Prima dell’operazione militare israeliana su Gaza gli eventi che avevano causato una sensibile crescita di questo fenomeno erano stati due: il primo in occasione dell’occupazione americana dell’Iraq; il secondo quando il presidente iraniano, Mahmoud Ahmadinejad, si era rivolto al mondo parlando della Shoah come un mito, come grande menzogna.

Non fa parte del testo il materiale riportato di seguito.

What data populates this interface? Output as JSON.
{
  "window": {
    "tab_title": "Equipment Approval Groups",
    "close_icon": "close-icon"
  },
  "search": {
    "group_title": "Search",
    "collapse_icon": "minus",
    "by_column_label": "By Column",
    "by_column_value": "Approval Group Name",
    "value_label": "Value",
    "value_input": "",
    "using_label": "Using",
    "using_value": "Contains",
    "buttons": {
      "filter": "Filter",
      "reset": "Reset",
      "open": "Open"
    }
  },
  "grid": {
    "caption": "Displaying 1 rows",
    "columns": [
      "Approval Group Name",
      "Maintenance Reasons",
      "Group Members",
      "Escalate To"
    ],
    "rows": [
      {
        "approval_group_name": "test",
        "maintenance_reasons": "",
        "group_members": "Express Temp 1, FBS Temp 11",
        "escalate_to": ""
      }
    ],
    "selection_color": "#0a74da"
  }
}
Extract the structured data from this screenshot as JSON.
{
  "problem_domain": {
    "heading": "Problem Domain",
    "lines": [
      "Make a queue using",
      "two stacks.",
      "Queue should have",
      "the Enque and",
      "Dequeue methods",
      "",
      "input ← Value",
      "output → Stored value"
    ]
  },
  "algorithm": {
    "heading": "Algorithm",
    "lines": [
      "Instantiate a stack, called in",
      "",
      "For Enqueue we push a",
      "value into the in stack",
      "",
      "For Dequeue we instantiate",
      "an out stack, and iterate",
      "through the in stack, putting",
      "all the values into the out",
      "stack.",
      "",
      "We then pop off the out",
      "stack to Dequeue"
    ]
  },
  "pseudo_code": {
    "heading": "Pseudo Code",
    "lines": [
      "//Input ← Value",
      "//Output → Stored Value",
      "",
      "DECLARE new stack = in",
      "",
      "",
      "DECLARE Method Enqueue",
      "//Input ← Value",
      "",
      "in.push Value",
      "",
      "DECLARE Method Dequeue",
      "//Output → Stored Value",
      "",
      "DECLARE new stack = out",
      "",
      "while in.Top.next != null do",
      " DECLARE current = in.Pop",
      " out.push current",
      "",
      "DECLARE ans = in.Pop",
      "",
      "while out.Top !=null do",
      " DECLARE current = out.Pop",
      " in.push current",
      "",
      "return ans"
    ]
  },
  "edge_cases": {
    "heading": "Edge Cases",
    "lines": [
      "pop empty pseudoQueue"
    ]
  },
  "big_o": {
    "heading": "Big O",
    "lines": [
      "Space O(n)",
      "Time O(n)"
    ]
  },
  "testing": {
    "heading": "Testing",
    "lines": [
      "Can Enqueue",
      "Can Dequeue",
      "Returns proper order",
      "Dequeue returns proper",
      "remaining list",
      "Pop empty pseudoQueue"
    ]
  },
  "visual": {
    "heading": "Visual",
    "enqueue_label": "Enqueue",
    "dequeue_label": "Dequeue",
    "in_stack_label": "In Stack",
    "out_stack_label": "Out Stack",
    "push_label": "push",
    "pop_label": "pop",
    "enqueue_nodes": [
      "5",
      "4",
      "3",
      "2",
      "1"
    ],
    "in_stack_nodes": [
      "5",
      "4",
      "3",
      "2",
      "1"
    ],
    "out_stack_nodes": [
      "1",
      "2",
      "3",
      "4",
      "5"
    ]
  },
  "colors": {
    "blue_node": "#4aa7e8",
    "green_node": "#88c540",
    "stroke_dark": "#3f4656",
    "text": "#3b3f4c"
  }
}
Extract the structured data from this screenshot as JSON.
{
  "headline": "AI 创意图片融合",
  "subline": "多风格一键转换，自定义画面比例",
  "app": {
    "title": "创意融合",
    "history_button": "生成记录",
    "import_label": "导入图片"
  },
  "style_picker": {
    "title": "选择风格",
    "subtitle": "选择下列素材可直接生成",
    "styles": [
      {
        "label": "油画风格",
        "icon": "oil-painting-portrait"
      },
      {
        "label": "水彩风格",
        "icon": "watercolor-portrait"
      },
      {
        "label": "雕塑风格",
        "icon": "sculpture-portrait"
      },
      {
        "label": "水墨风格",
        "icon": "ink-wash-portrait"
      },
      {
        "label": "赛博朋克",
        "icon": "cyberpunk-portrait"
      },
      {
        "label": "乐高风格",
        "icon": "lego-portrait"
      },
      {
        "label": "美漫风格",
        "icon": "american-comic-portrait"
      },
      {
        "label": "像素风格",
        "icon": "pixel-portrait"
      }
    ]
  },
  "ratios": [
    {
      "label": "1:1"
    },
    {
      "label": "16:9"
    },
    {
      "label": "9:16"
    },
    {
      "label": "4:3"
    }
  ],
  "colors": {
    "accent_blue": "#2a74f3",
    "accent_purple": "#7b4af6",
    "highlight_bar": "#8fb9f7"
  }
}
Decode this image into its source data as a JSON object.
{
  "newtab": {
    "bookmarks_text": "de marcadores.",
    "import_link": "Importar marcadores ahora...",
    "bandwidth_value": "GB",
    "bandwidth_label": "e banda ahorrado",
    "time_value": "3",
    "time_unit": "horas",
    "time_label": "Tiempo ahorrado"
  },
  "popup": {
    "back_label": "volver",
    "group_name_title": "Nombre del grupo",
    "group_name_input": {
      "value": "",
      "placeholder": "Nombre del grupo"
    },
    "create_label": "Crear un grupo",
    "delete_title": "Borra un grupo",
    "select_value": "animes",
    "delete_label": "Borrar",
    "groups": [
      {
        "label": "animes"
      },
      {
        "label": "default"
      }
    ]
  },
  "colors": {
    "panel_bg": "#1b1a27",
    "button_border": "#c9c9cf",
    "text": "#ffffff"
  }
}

Nello stesso anno il sentimento antiebraico era cresciuto anche in Europa Orientale, soprattutto in Ucraina, dove gli incidenti erano passati da 20 a 40. A differenza delle altre volte, l’operazione Piombo fuso ha però scatenato una reazione di massa quasi inattesa: in 22 giorni di guerra l’aviazione e l’esercito di Gerusalemme hanno causato la morte di oltre 1300 arabi, 700 dei quali civili; un massacro che ha lasciato spazio a parallelismi estremi e che in alcuni casi è stato addirittura paragonato agli orrori dell’Olocausto.

Anche se in forma meno aggressiva, il pregiudizio antiebraico è anche un fatto di casa nostra, un mix di classico odio xenofobo verso una minoranza, di angosciante fobia verso un ipotetico complotto giudeo-massonico, di antico preconcetto religioso. Una ricerca condotta dal Centro di documentazione ebraica contemporanea di Milano mostra un quadro sostanzialmente equilibrato, con il 56% di italiani che si considera relativamente estraneo a posizioni antiebraiche e il 44% che mostra invece qualche pregiudizio. Tra questi ultimi il 10% ritiene gli ebrei non del tutto italiani; l’11% li considera ricchi e potenti, manipolatori delle leve politiche e finanziarie del paese e più fedeli ad Israele che al paese di appartenenza; il 12 % è convinto che strumentalizzino la Shoah per giustificare la politica dello Stato ebraico. Il restante 12% è invece legato ad una serie di stereotipi negativi, sia classici che contingenti, che li classifica come antisemiti anche se il pregiudizio non è del tutto definito ed è decisamente inferiore a quello rivolto coltro altre minoranze.